The “defender legibility” row matters more than people think. A PAIR or TAP output that breaks your model is a prompt you can show a stakeholder and they understand what went wrong. A GCG output is a string of garbage that breaks your model and you have to explain why a string of garbage breaks your model. Both are useful, but in different conversations.

What none of them do well

All three target single-turn jailbreaks. Multi-turn attacks (Crescendo and friends — covered in our multi-turn deep dive) are not addressed by any of these frameworks out of the box. There are extensions in the research literature, but they aren’t yet the standard.

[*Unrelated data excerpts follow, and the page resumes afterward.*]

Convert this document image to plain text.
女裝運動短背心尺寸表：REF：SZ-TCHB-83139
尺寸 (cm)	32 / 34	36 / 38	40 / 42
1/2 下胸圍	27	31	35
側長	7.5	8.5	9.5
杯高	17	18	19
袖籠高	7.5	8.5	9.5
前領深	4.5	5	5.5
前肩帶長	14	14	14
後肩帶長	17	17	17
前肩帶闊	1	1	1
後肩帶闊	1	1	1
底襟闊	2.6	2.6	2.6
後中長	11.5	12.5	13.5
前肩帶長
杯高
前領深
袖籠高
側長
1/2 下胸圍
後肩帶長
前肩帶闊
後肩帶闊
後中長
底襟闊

None of them model your application’s context. They jailbreak the model on a generic harmful-behavior corpus (typically the JailbreakBench list). They don’t, and can’t, know that your specific system prompt is the actual defense line. A PAIR run that fails against your application may still succeed against the bare model — meaning your system prompt is doing real work, which is information you want.

Practitioner recommendation

For a typical AI red-team engagement against a chat application or API:

1. Run TAP against a behavior list relevant to the application’s threat model. This is your primary signal.
2. Run PAIR on the same list as a cheap sanity check and a cost baseline.
3. Run GCG only if you have white-box access to a sufficiently similar proxy model and you want to find model-level vulnerabilities specifically.
4. Augment with manual multi-turn attacks. The frameworks won’t find these; you have to write them.

For the broader offensive AI tooling landscape, the curated reference is AI Attacks ↗. We catalog working techniques here; jailbreak corpora live at JailbreakDB ↗.

What we don’t publish: the actual attack prompts that any of these frameworks produced against current frontier models. The frameworks are public. The behaviors are documented. Anyone with a legitimate red-team mandate can reproduce; we’re not the distribution layer.